Now let's predict the returns for the S&P 500 ETF in both the train and test periods. If the model is successful, what should the train and test accuracies look like? What would be a key sign that the model has overfit the training data?

Todo: Before you run the next cell, write down what you expect to see if the model is overfit.

# Make the predictions on the test data
preds_train = xgModel.predict(xgb.DMatrix(X_train))
preds_test = xgModel.predict(xgb.DMatrix(X_test))

Let's quickly look at the mean squared error of the predictions on the training and testing sets.

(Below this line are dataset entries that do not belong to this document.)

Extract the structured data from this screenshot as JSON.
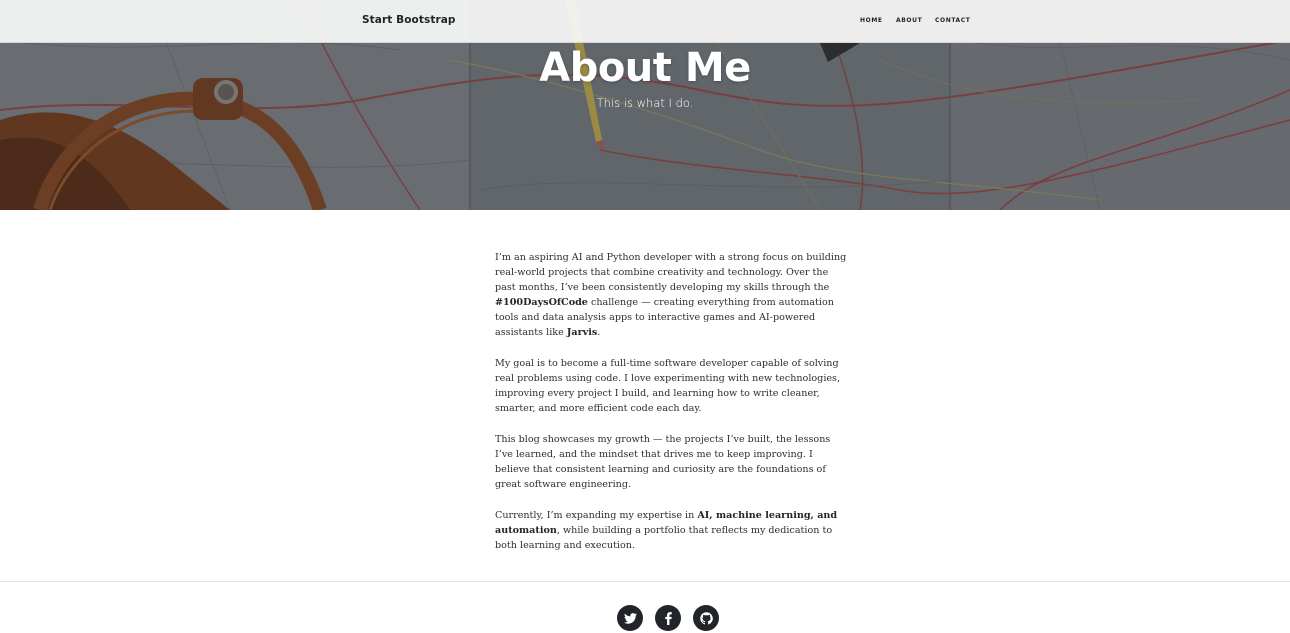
{
  "navbar": {
    "brand": "Start Bootstrap",
    "links": [
      {
        "label": "Home"
      },
      {
        "label": "About"
      },
      {
        "label": "Contact"
      }
    ]
  },
  "masthead": {
    "title": "About Me",
    "subtitle": "This is what I do."
  },
  "content": {
    "paragraphs": [
      {
        "segments": [
          {
            "text": "I’m an aspiring AI and Python developer with a strong focus on building real-world projects that combine creativity and technology. Over the past months, I’ve been consistently developing my skills through the ",
            "bold": false
          },
          {
            "text": "#100DaysOfCode",
            "bold": true
          },
          {
            "text": " challenge — creating everything from automation tools and data analysis apps to interactive games and AI-powered assistants like ",
            "bold": false
          },
          {
            "text": "Jarvis",
            "bold": true
          },
          {
            "text": ".",
            "bold": false
          }
        ]
      },
      {
        "segments": [
          {
            "text": "My goal is to become a full-time software developer capable of solving real problems using code. I love experimenting with new technologies, improving every project I build, and learning how to write cleaner, smarter, and more efficient code each day.",
            "bold": false
          }
        ]
      },
      {
        "segments": [
          {
            "text": "This blog showcases my growth — the projects I’ve built, the lessons I’ve learned, and the mindset that drives me to keep improving. I believe that consistent learning and curiosity are the foundations of great software engineering.",
            "bold": false
          }
        ]
      },
      {
        "segments": [
          {
            "text": "Currently, I’m expanding my expertise in ",
            "bold": false
          },
          {
            "text": "AI, machine learning, and automation",
            "bold": true
          },
          {
            "text": ", while building a portfolio that reflects my dedication to both learning and execution.",
            "bold": false
          }
        ]
      }
    ]
  },
  "footer": {
    "social": [
      {
        "icon": "twitter-icon"
      },
      {
        "icon": "facebook-icon"
      },
      {
        "icon": "github-icon"
      }
    ]
  },
  "colors": {
    "text": "#212529",
    "navbar_bg": "#f8f8f8",
    "social_bg": "#212529"
  }
}
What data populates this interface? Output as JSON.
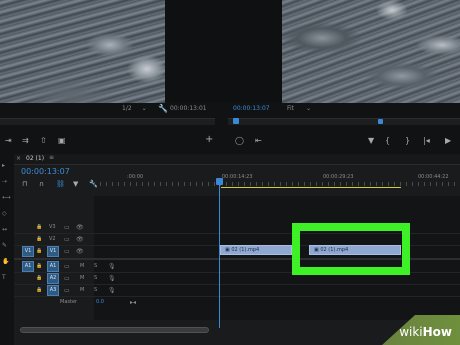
{
  "source_monitor": {
    "resolution": "1/2",
    "timecode": "00:00:13:01"
  },
  "program_monitor": {
    "timecode": "00:00:13:07",
    "fit": "Fit"
  },
  "timeline": {
    "tab_label": "02 (1)",
    "playhead_timecode": "00:00:13:07",
    "ruler_ticks": [
      ":00:00",
      "00:00:14:23",
      "00:00:29:23",
      "00:00:44:22"
    ],
    "tracks": {
      "video": [
        "V3",
        "V2",
        "V1"
      ],
      "audio": [
        "A1",
        "A2",
        "A3"
      ],
      "source_video": "V1",
      "source_audio": "A1",
      "mute": "M",
      "solo": "S",
      "master_label": "Master",
      "master_value": "0.0"
    },
    "clips": [
      {
        "name": "02 (1).mp4",
        "track": "V1"
      },
      {
        "name": "02 (1).mp4",
        "track": "V1"
      }
    ]
  },
  "watermark": {
    "prefix": "wiki",
    "suffix": "How"
  },
  "colors": {
    "accent": "#3a89d6",
    "highlight": "#3ef126",
    "clip": "#8ea8d2"
  }
}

# TODO: Calculate the mean squared error on the training set
msetrain = sum((preds_train-Y_train)**2)/len(preds_train)
msetrain
Exception ignored in: <bound method Booster.__del__ of <xgboost.core.Booster object at 0x7f6da6e7d780>>
Traceback (most recent call last):
File "/opt/conda/lib/python3.6/site-packages/xgboost/core.py", line 957, in __del__
if self.handle is not None:
AttributeError: 'Booster' object has no attribute 'handle'

1.6237099209080407e-06
# TODO: Calculate the mean squared error on the test set
msetest =  sum((preds_test-Y_test)**2)/len(preds_test)
msetest
7.711855498216044e-05

Looks like the mean squared error on the test set is an order of magnitude greater than on the training set. Not a good sign. Now let's do some quick calculations to gauge how this would translate into performance.

# combine prediction arrays into a single list
predictions = c(preds_train, preds_test)
responses = c(Y_train, Y_test)

# as a holding size, we'll take predicted return divided by return variance
# this is mean-variance optimization with a single asset
vols = vol_df.loc[K:n,'vol']
position_size = predictions / vols ** 2

# TODO: Calculate pnl. Pnl in each time period is holding * realized return.
performance = position_size * responses

# plot simulated performance
plt.plot(np.cumsum(performance))
plt.ylabel('Simulated Performance')
plt.axvline(x=breakpoint, c = 'r')
plt.show()

Our simulated returns accumulate throughout the training period, but they are absolutely flat in the testing period. The model has no predictive power whatsoever in the out-of-sample period.

Can you think of a few reasons our simulation of performance is unrealistic?

# TODO: Answer the above question.